Irish Stone Buildings

Margaret Anne Cusack
1868
start of chapter | Chapter XV

Forts of dry-wall masonry, which are, undoubtedly, the more ancient, are very numerous in the south-west of Ireland. It is probable that similar erections existed throughout the country at a former period, and that their preservation is attributable to the remoteness of the district. The most perfect of these ancient habitations is that of Staigue Fort, near Derryquin Castle, Kenmare. This fort has an internal diameter of eighty-eight feet. The masonry is composed of flat-bedded stones of the slate rock of the country, which show every appearance of being quarried, or carefully broken from larger blocks. There is no appearance of dressed work in the construction; but the slate would not admit of this, as it splinters away under the slightest blow. Still the building is an admirable example of constructive masonry; it is almost impossible to dislodge any fragment from off the filling stones from the face of the wall.

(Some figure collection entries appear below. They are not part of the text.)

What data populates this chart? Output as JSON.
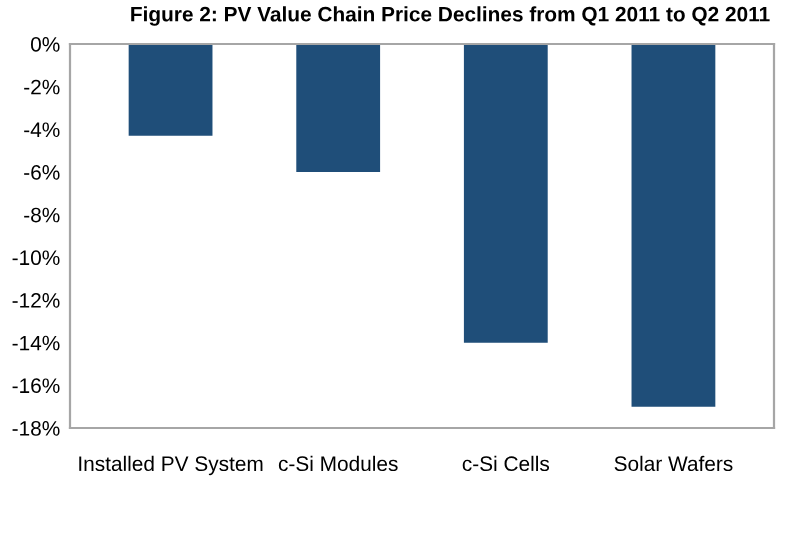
{
  "chart_data": {
    "type": "bar",
    "title": "Figure 2: PV Value Chain Price Declines from Q1 2011 to Q2 2011",
    "categories": [
      "Installed PV System",
      "c-Si Modules",
      "c-Si Cells",
      "Solar Wafers"
    ],
    "values": [
      -4.3,
      -6.0,
      -14.0,
      -17.0
    ],
    "color": "#1f4e79",
    "ylim": [
      -18,
      0
    ],
    "yticks": [
      {
        "value": 0,
        "label": "0%"
      },
      {
        "value": -2,
        "label": "-2%"
      },
      {
        "value": -4,
        "label": "-4%"
      },
      {
        "value": -6,
        "label": "-6%"
      },
      {
        "value": -8,
        "label": "-8%"
      },
      {
        "value": -10,
        "label": "-10%"
      },
      {
        "value": -12,
        "label": "-12%"
      },
      {
        "value": -14,
        "label": "-14%"
      },
      {
        "value": -16,
        "label": "-16%"
      },
      {
        "value": -18,
        "label": "-18%"
      }
    ],
    "grid": false,
    "legend": false
  }
}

A competent authority has pronounced that these structures cannot be equalled by any dry masonry elsewhere met with in the country, nor by any masonry of the kind erected in the present day.[2] Some small stone buildings are also extant in this part of Ireland, but it is doubtful whether they were used for ecclesiastical or domestic purposes.

Notes

[2] Day.—Wilkinson's Geology and Architecture of Ireland, p. 59.